I'm assuming you are doing something sufficiently complicated that the for-loop is actually required...
So here's one rather simple approach: first just gather the rows to delete (or keep), and then delete the rows afterwards. Typically this will be much faster too since you don't modify the data.frame on each loop iteration.

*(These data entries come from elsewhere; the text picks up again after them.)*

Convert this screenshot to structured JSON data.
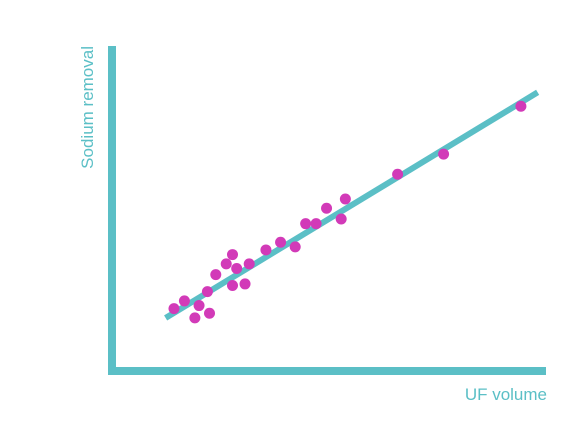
{
  "chart_data": {
    "type": "scatter",
    "title": "",
    "xlabel": "UF volume",
    "ylabel": "Sodium removal",
    "xlim": [
      0,
      100
    ],
    "ylim": [
      0,
      100
    ],
    "grid": false,
    "legend": "none",
    "ticks_shown": false,
    "points": [
      {
        "x": 11,
        "y": 15
      },
      {
        "x": 13.5,
        "y": 17.5
      },
      {
        "x": 16,
        "y": 12
      },
      {
        "x": 17,
        "y": 16
      },
      {
        "x": 19,
        "y": 20.5
      },
      {
        "x": 19.5,
        "y": 13.5
      },
      {
        "x": 21,
        "y": 26
      },
      {
        "x": 23.5,
        "y": 29.5
      },
      {
        "x": 25,
        "y": 32.5
      },
      {
        "x": 25,
        "y": 22.5
      },
      {
        "x": 26,
        "y": 28
      },
      {
        "x": 28,
        "y": 23
      },
      {
        "x": 29,
        "y": 29.5
      },
      {
        "x": 33,
        "y": 34
      },
      {
        "x": 36.5,
        "y": 36.5
      },
      {
        "x": 40,
        "y": 35
      },
      {
        "x": 42.5,
        "y": 42.5
      },
      {
        "x": 45,
        "y": 42.5
      },
      {
        "x": 47.5,
        "y": 47.5
      },
      {
        "x": 51,
        "y": 44
      },
      {
        "x": 52,
        "y": 50.5
      },
      {
        "x": 64.5,
        "y": 58.5
      },
      {
        "x": 75.5,
        "y": 65
      },
      {
        "x": 94,
        "y": 80.5
      }
    ],
    "trendline": {
      "x": [
        9,
        98
      ],
      "y": [
        12,
        85
      ]
    },
    "colors": {
      "axis": "#5bbfc6",
      "trendline": "#5bbfc6",
      "points": "#d23ab8",
      "label": "#5bbfc6"
    }
  }
}
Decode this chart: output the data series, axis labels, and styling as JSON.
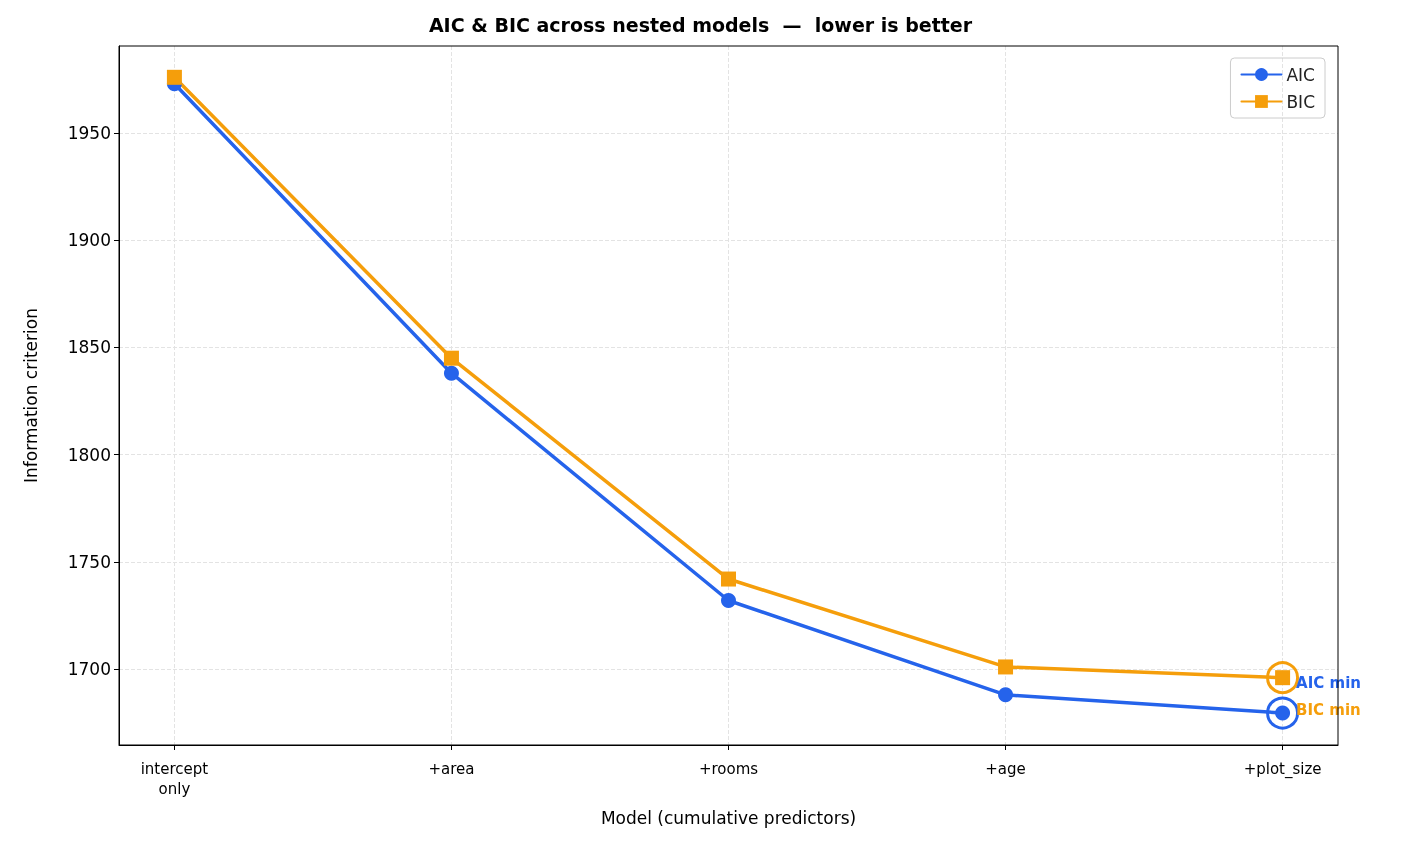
{
  "chart_data": {
    "type": "line",
    "title": "AIC & BIC across nested models  —  lower is better",
    "xlabel": "Model (cumulative predictors)",
    "ylabel": "Information criterion",
    "categories": [
      "intercept\nonly",
      "+area",
      "+rooms",
      "+age",
      "+plot_size"
    ],
    "series": [
      {
        "name": "AIC",
        "color": "#2563eb",
        "marker": "circle",
        "values": [
          1973,
          1838,
          1732,
          1688,
          1679.5
        ]
      },
      {
        "name": "BIC",
        "color": "#f59e0b",
        "marker": "square",
        "values": [
          1976,
          1845,
          1742,
          1701,
          1696
        ]
      }
    ],
    "ylim": [
      1664.6,
      1990.6
    ],
    "yticks": [
      1700,
      1750,
      1800,
      1850,
      1900,
      1950
    ],
    "grid": true,
    "legend": "top right",
    "line_style": "solid",
    "annotations": [
      {
        "text": "AIC min",
        "x": "+plot_size",
        "y": 1679.5
      },
      {
        "text": "BIC min",
        "x": "+plot_size",
        "y": 1696
      }
    ]
  }
}
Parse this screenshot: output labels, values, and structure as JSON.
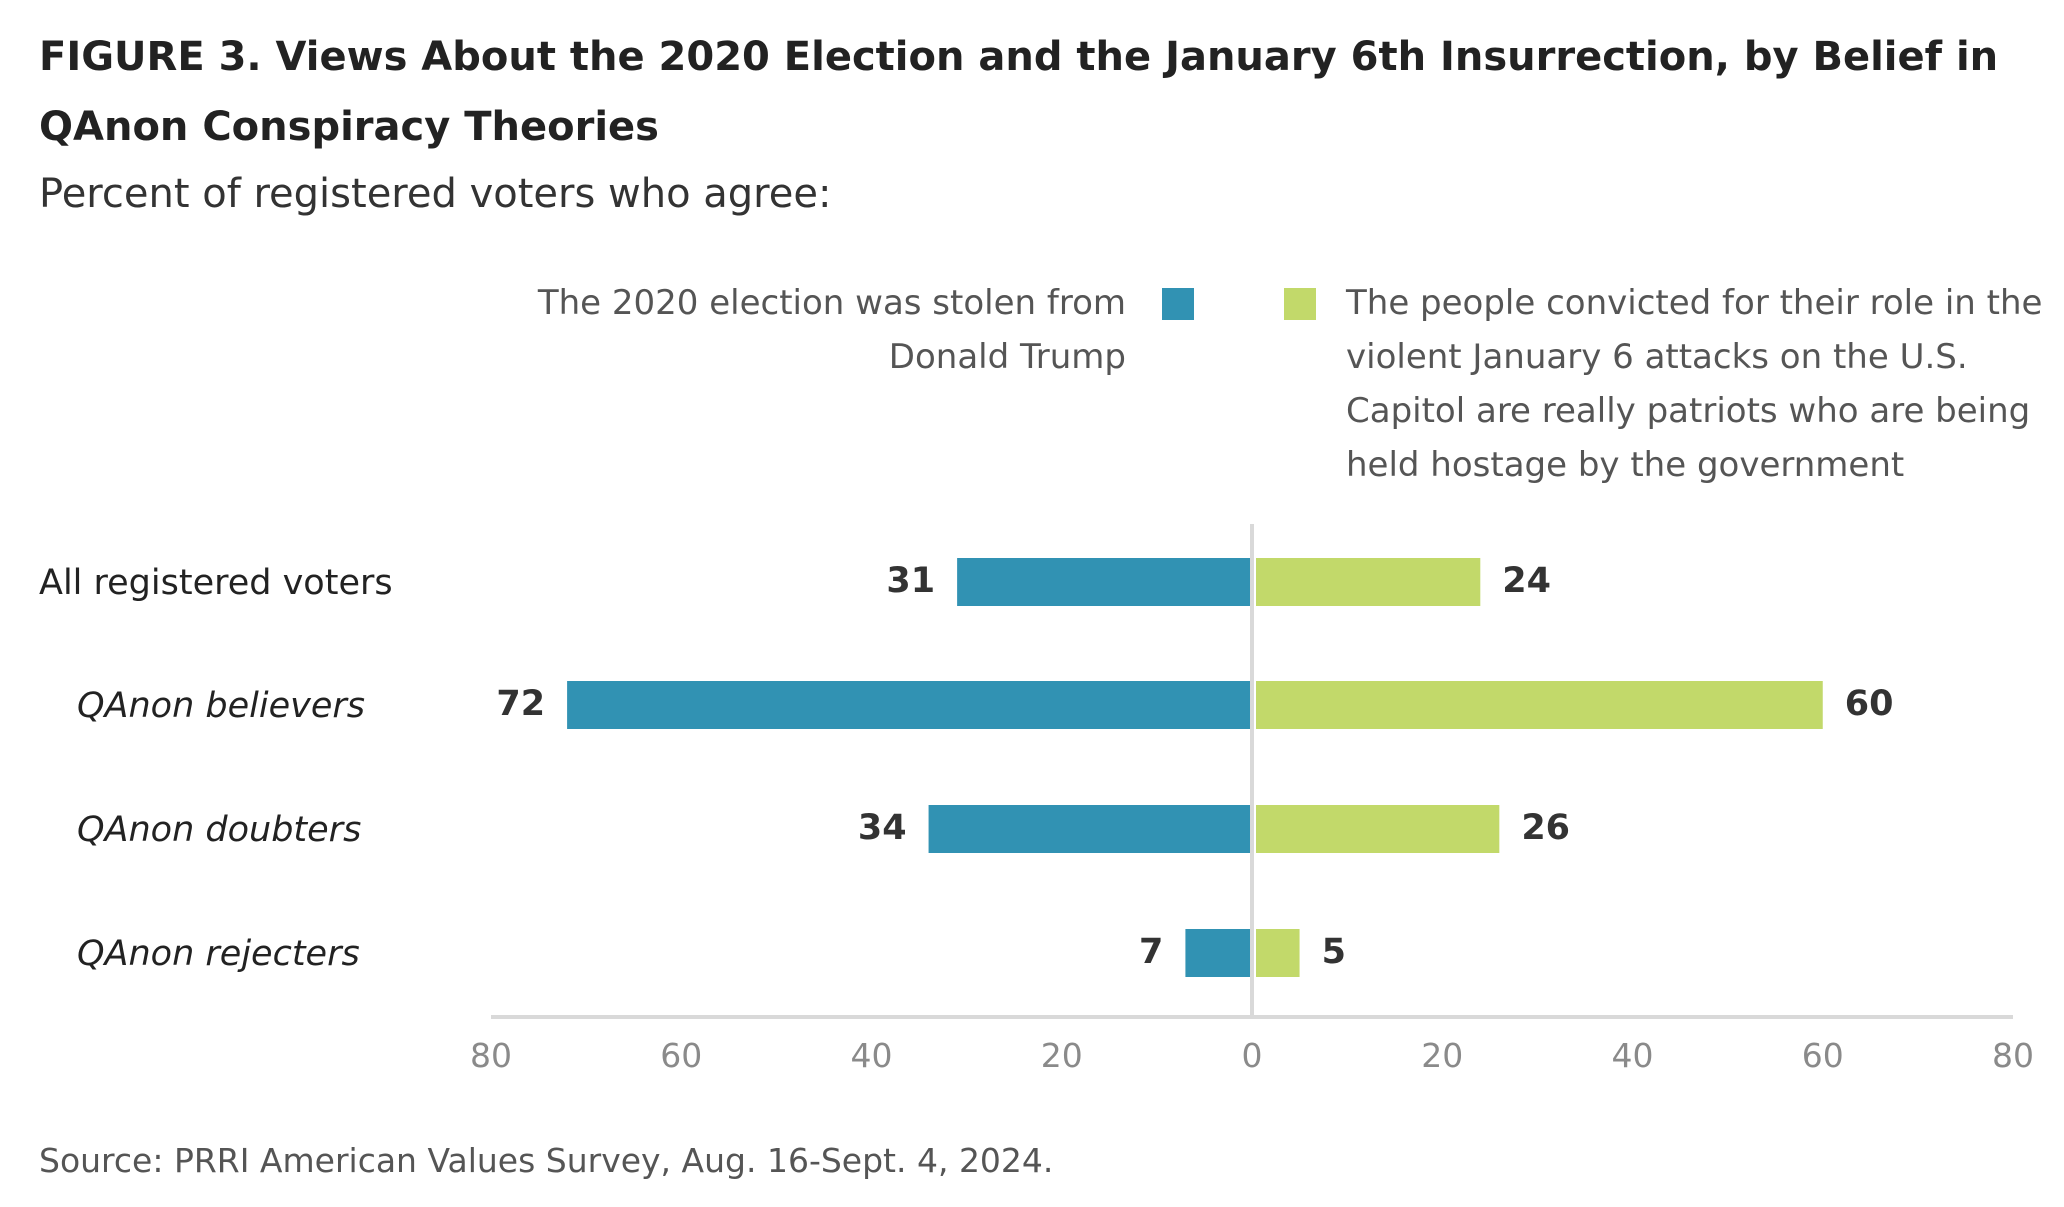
{
  "title": "FIGURE 3. Views About the 2020 Election and the January 6th Insurrection, by Belief in QAnon Conspiracy Theories",
  "subtitle": "Percent of registered voters who agree:",
  "source": "Source: PRRI American Values Survey, Aug. 16-Sept. 4, 2024.",
  "colors": {
    "left": "#3192b3",
    "right": "#c2d96a",
    "axis": "#d9d9d9",
    "tick": "#8a8a8a"
  },
  "chart_data": {
    "type": "bar",
    "orientation": "horizontal-diverging",
    "title": "FIGURE 3. Views About the 2020 Election and the January 6th Insurrection, by Belief in QAnon Conspiracy Theories",
    "subtitle": "Percent of registered voters who agree:",
    "categories": [
      "All registered voters",
      "QAnon believers",
      "QAnon doubters",
      "QAnon rejecters"
    ],
    "category_italic": [
      false,
      true,
      true,
      true
    ],
    "series": [
      {
        "name": "The 2020 election was stolen from Donald Trump",
        "side": "left",
        "values": [
          31,
          72,
          34,
          7
        ]
      },
      {
        "name": "The people convicted for their role in the violent January 6 attacks on the U.S. Capitol are really patriots who are being held hostage by the government",
        "side": "right",
        "values": [
          24,
          60,
          26,
          5
        ]
      }
    ],
    "xlim": [
      -80,
      80
    ],
    "xticks": [
      -80,
      -60,
      -40,
      -20,
      0,
      20,
      40,
      60,
      80
    ],
    "xtick_labels": [
      "80",
      "60",
      "40",
      "20",
      "0",
      "20",
      "40",
      "60",
      "80"
    ],
    "legend_position": "top",
    "grid": false
  }
}
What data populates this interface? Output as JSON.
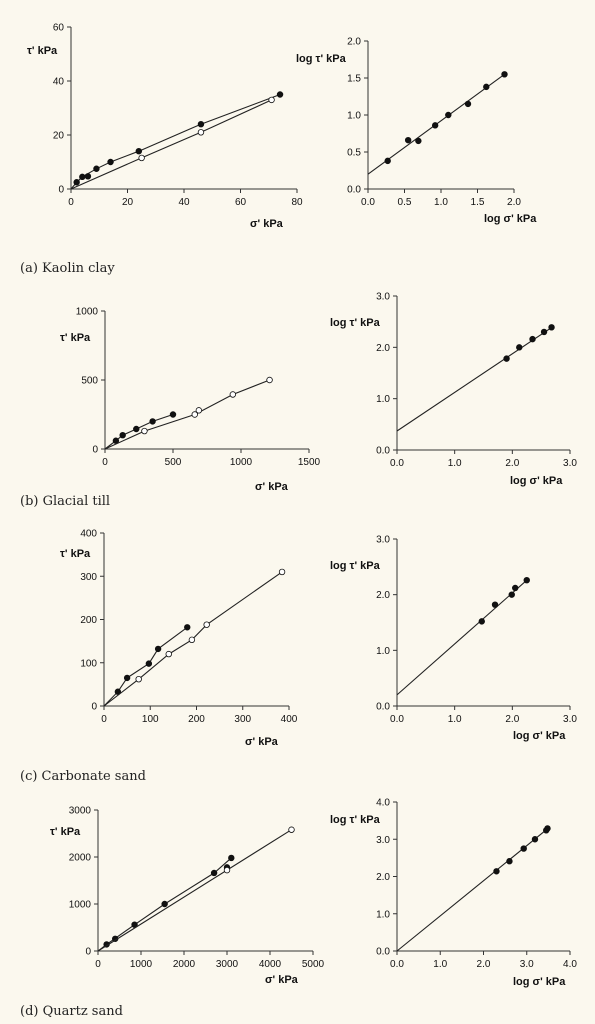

df <- generateTheDataFrame()
keepRows <- rep(TRUE, nrow(df))
for(i in seq_len(nrow(df))) {
rows <- findRowsToDelete(df, df[i,])
keepRows[rows] <- FALSE
}
# Delete afterwards
df <- df[keepRows, ]
...and if you really need to work on the shrunk data in each iteration, just change the for-loop part to:
for(i in seq_len(nrow(df))) {
if (keepRows[i]) {
rows <- findRowsToDelete(df[keepRows, ], df[i,])
keepRows[rows] <- FALSE
}
}
I'm not exactly clear on why you're looping. If you could describe what kind of conditions you're checking there might be a nice vectorized way of doing it.
However as a very simple fix have you considered looping through the dataframe backwards?